Het lijden van patiënt bestond uit dyskinesiën, freezing, cachexie, krampen en pijn. Patiënt viel geregeld 's nachts uit bed, bezeerde zich dan flink (kneuzingen en hematomen), maar moest vaak lang op zorg wachten. Dit maakte hem angstig en wanhopig. Hij leed onder het verlies van kwaliteit van leven. Patiënt wist dat er geen verbetering van zijn situatie mogelijk was, er enkel verslechtering in het verschiet lag en wilde verdere aftakeling niet meemaken.

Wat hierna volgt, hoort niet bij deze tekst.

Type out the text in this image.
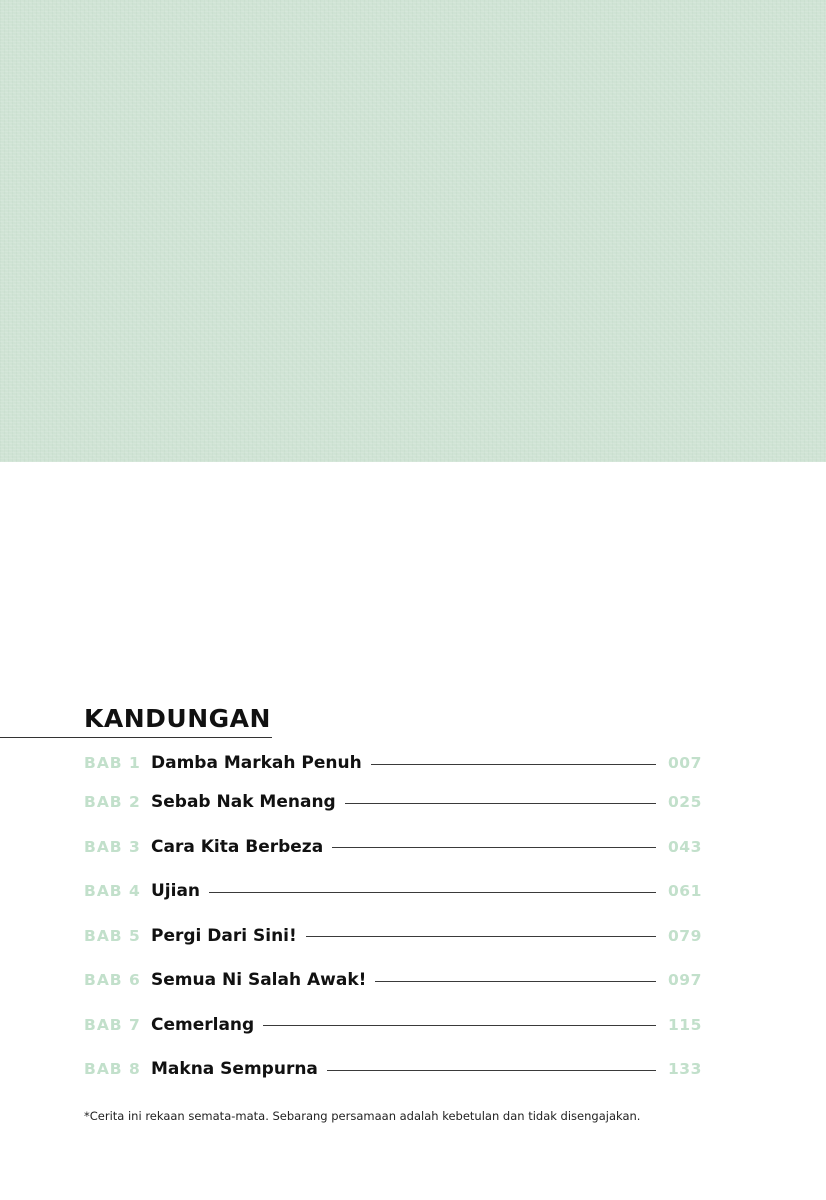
KANDUNGAN
BAB 1 Damba Markah Penuh	007
BAB 2 Sebab Nak Menang	025
BAB 3 Cara Kita Berbeza	043
BAB 4 Ujian	061
BAB 5 Pergi Dari Sini!	079
BAB 6 Semua Ni Salah Awak!	097
BAB 7 Cemerlang	115
BAB 8 Makna Sempurna	133

*Cerita ini rekaan semata-mata. Sebarang persamaan adalah kebetulan dan tidak disengajakan.
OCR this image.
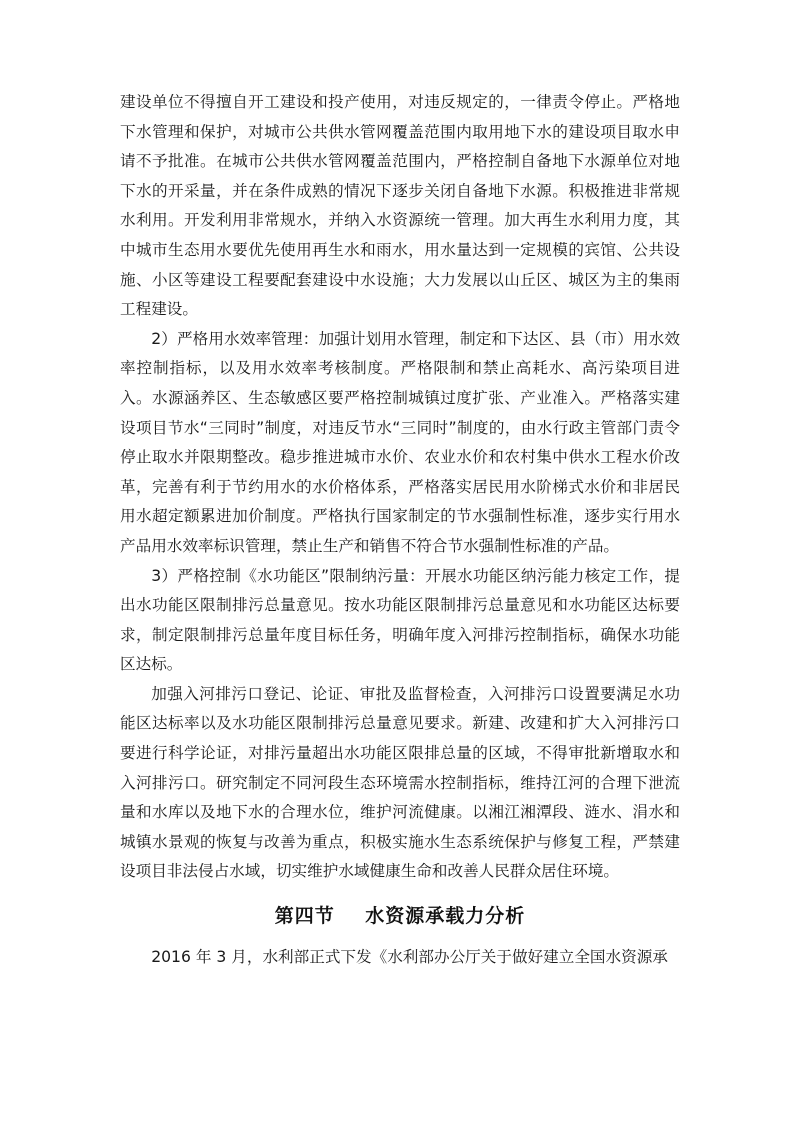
建设单位不得擅自开工建设和投产使用，对违反规定的，一律责令停止。严格地下水管理和保护，对城市公共供水管网覆盖范围内取用地下水的建设项目取水申请不予批准。在城市公共供水管网覆盖范围内，严格控制自备地下水源单位对地下水的开采量，并在条件成熟的情况下逐步关闭自备地下水源。积极推进非常规水利用。开发利用非常规水，并纳入水资源统一管理。加大再生水利用力度，其中城市生态用水要优先使用再生水和雨水，用水量达到一定规模的宾馆、公共设施、小区等建设工程要配套建设中水设施；大力发展以山丘区、城区为主的集雨工程建设。

2）严格用水效率管理：加强计划用水管理，制定和下达区、县（市）用水效率控制指标，以及用水效率考核制度。严格限制和禁止高耗水、高污染项目进入。水源涵养区、生态敏感区要严格控制城镇过度扩张、产业准入。严格落实建设项目节水“三同时”制度，对违反节水“三同时”制度的，由水行政主管部门责令停止取水并限期整改。稳步推进城市水价、农业水价和农村集中供水工程水价改革，完善有利于节约用水的水价格体系，严格落实居民用水阶梯式水价和非居民用水超定额累进加价制度。严格执行国家制定的节水强制性标准，逐步实行用水产品用水效率标识管理，禁止生产和销售不符合节水强制性标准的产品。

3）严格控制《水功能区”限制纳污量：开展水功能区纳污能力核定工作，提出水功能区限制排污总量意见。按水功能区限制排污总量意见和水功能区达标要求，制定限制排污总量年度目标任务，明确年度入河排污控制指标，确保水功能区达标。

加强入河排污口登记、论证、审批及监督检查，入河排污口设置要满足水功能区达标率以及水功能区限制排污总量意见要求。新建、改建和扩大入河排污口要进行科学论证，对排污量超出水功能区限排总量的区域，不得审批新增取水和入河排污口。研究制定不同河段生态环境需水控制指标，维持江河的合理下泄流量和水库以及地下水的合理水位，维护河流健康。以湘江湘潭段、涟水、涓水和城镇水景观的恢复与改善为重点，积极实施水生态系统保护与修复工程，严禁建设项目非法侵占水域，切实维护水域健康生命和改善人民群众居住环境。

第四节 水资源承载力分析

2016 年 3 月，水利部正式下发《水利部办公厅关于做好建立全国水资源承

Hij voelde zich gevangen in zijn eigen lichaam en was volledig uitgeput.
Patiënt ervoer zijn lijden als ondraaglijk. De arts was ervan overtuigd dat het lijden voor patiënt ondraaglijk en naar heersend medisch inzicht uitzichtloos was. Er waren geen voor patiënt aanvaardbare mogelijkheden meer om het lijden te verlichten. Uit de stukken kan worden afgeleid dat de arts en de specialisten patiënt voldoende hebben voorgelicht over de situatie waarin hij zich bevond en zijn vooruitzichten.
b. Verzoek tot levensbeëindiging
Patiënt had eerder met zijn huisarts over euthanasie gesproken. De huisarts kon om hem moverende redenen geen uitvoering geven aan het verzoek van patiënt. Daarom meldde patiënt zich aan bij het Expertisecentrum Euthanasie.

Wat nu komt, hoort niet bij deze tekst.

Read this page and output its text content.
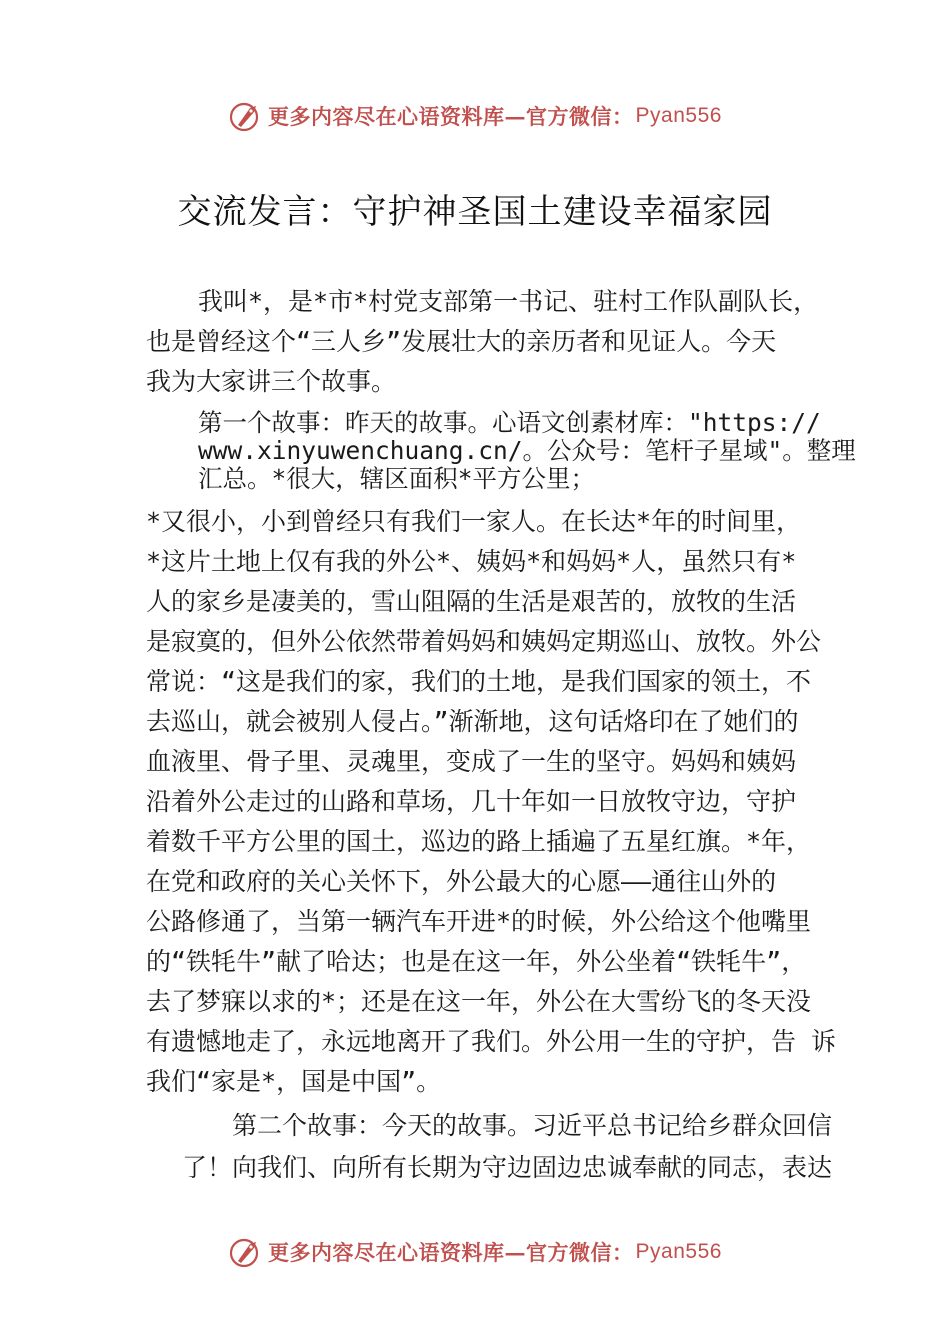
更多内容尽在心语资料库—官方微信： Pyan556
交流发言：守护神圣国土建设幸福家园
我叫*，是*市*村党支部第一书记、驻村工作队副队长，
也是曾经这个“三人乡”发展壮大的亲历者和见证人。今天
我为大家讲三个故事。
第一个故事：昨天的故事。心语文创素材库："https://
www.xinyuwenchuang.cn/。公众号：笔杆子星域"。整理
汇总。*很大，辖区面积*平方公里；
*又很小，小到曾经只有我们一家人。在长达*年的时间里，
*这片土地上仅有我的外公*、姨妈*和妈妈*人，虽然只有*
人的家乡是凄美的，雪山阻隔的生活是艰苦的，放牧的生活
是寂寞的，但外公依然带着妈妈和姨妈定期巡山、放牧。外公
常说：“这是我们的家，我们的土地，是我们国家的领土，不
去巡山，就会被别人侵占。”渐渐地，这句话烙印在了她们的
血液里、骨子里、灵魂里，变成了一生的坚守。妈妈和姨妈
沿着外公走过的山路和草场，几十年如一日放牧守边，守护
着数千平方公里的国土，巡边的路上插遍了五星红旗。*年，
在党和政府的关心关怀下，外公最大的心愿——通往山外的
公路修通了，当第一辆汽车开进*的时候，外公给这个他嘴里
的“铁牦牛”献了哈达；也是在这一年，外公坐着“铁牦牛”，
去了梦寐以求的*；还是在这一年，外公在大雪纷飞的冬天没
有遗憾地走了，永远地离开了我们。外公用一生的守护，告 诉
我们“家是*，国是中国”。
第二个故事：今天的故事。习近平总书记给乡群众回信
了！向我们、向所有长期为守边固边忠诚奉献的同志，表达
更多内容尽在心语资料库—官方微信： Pyan556
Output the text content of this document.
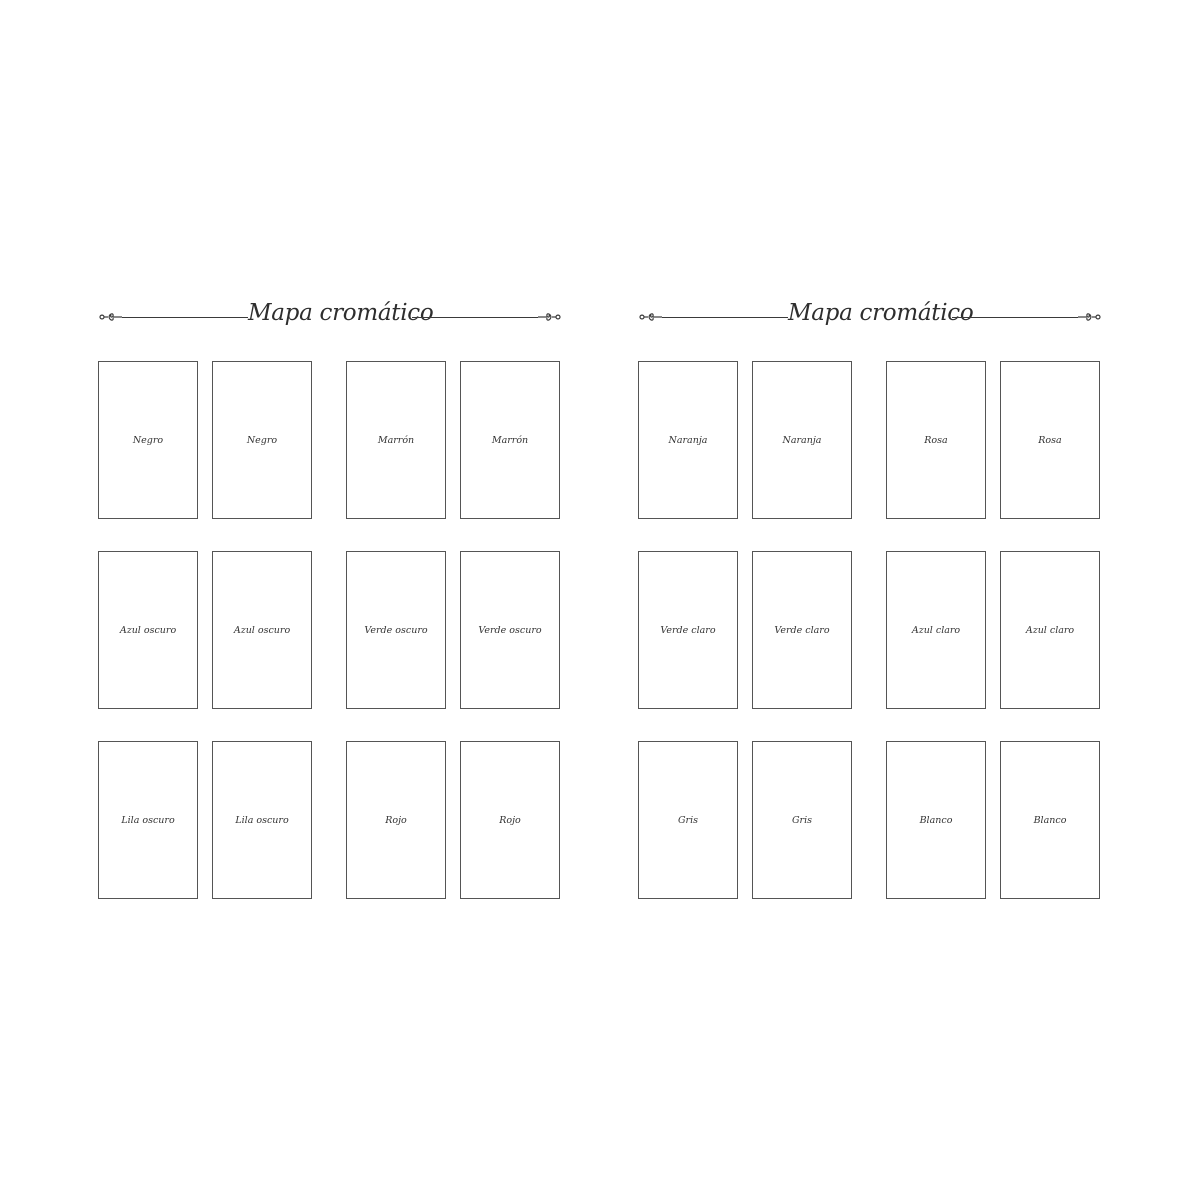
Mapa cromático
Negro	Negro	Marrón	Marrón
Azul oscuro	Azul oscuro	Verde oscuro	Verde oscuro
Lila oscuro	Lila oscuro	Rojo	Rojo
Mapa cromático
Naranja	Naranja	Rosa	Rosa
Verde claro	Verde claro	Azul claro	Azul claro
Gris	Gris	Blanco	Blanco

De arts heeft driemaal uitvoerig met patiënt over zijn verzoek gesproken. Het eerste gesprek vond circa een maand voor de levensbeëindiging plaats en tijdens dit gesprek heeft patiënt de arts om daadwerkelijke uitvoering van de levensbeëindiging verzocht. Patiënt heeft zijn verzoek bij de twee daaropvolgende gesprekken tegenover de arts herhaald. Volgens de arts was er sprake van een vrijwillig en weloverwogen verzoek.
c. Consultatie
De arts raadpleegde als consulent een onafhankelijke SCEN-arts. De consulent bezocht patiënt circa twee weken voor de levensbeëindiging nadat zij door de arts over patiënt was geïnformeerd en inzage had gekregen in de relevante medische documentatie. De consulent gaf in haar verslag een samenvatting van de ziektegeschiedenis en de aard van het lijden van patiënt. In haar verslag kwam de consulent mede op basis van het gesprek met patiënt tot de conclusie dat aan de zorgvuldigheidseisen was voldaan.
d. Uitvoering
De arts heeft de levensbeëindiging op verzoek uitgevoerd met de middelen, in de hoeveelheid en op de wijze als aanbevolen in de KNMG/KNMP Richtlijn Uitvoering euthanasie en hulp bij zelfdoding van augustus 2012.
Beoordeling
De commissie toetst achteraf het handelen van de arts aan de hand van de zorgvuldigheidseisen vastgelegd in artikel 2 van de Wet toetsing levensbeëindiging op verzoek en hulp bij zelfdoding. Gelet op bovenstaande feiten en omstandigheden is de commissie van oordeel dat de arts tot de overtuiging kon komen dat er sprake was van een vrijwillig en weloverwogen verzoek van de patiënt en van uitzichtloos en ondraaglijk lijden. De arts heeft de patiënt voldoende voorgelicht over de situatie waarin deze zich bevond en over zijn vooruitzichten. De arts is met patiënt tot de overtuiging kunnen komen dat er voor de situatie waarin hij zich bevond geen redelijke andere oplossing was. De arts heeft tenminste één andere, onafhankelijke arts geraadpleegd, die patiënt heeft gezien en schriftelijk haar oordeel heeft gegeven over de zorgvuldigheidseisen. De arts heeft de levensbeëindiging op verzoek medisch zorgvuldig uitgevoerd.
Beslissing
De arts heeft gehandeld overeenkomstig de zorgvuldigheidseisen bedoeld in artikel 2 lid 1 van de Wet toetsing levensbeëindiging op verzoek en hulp bij zelfdoding.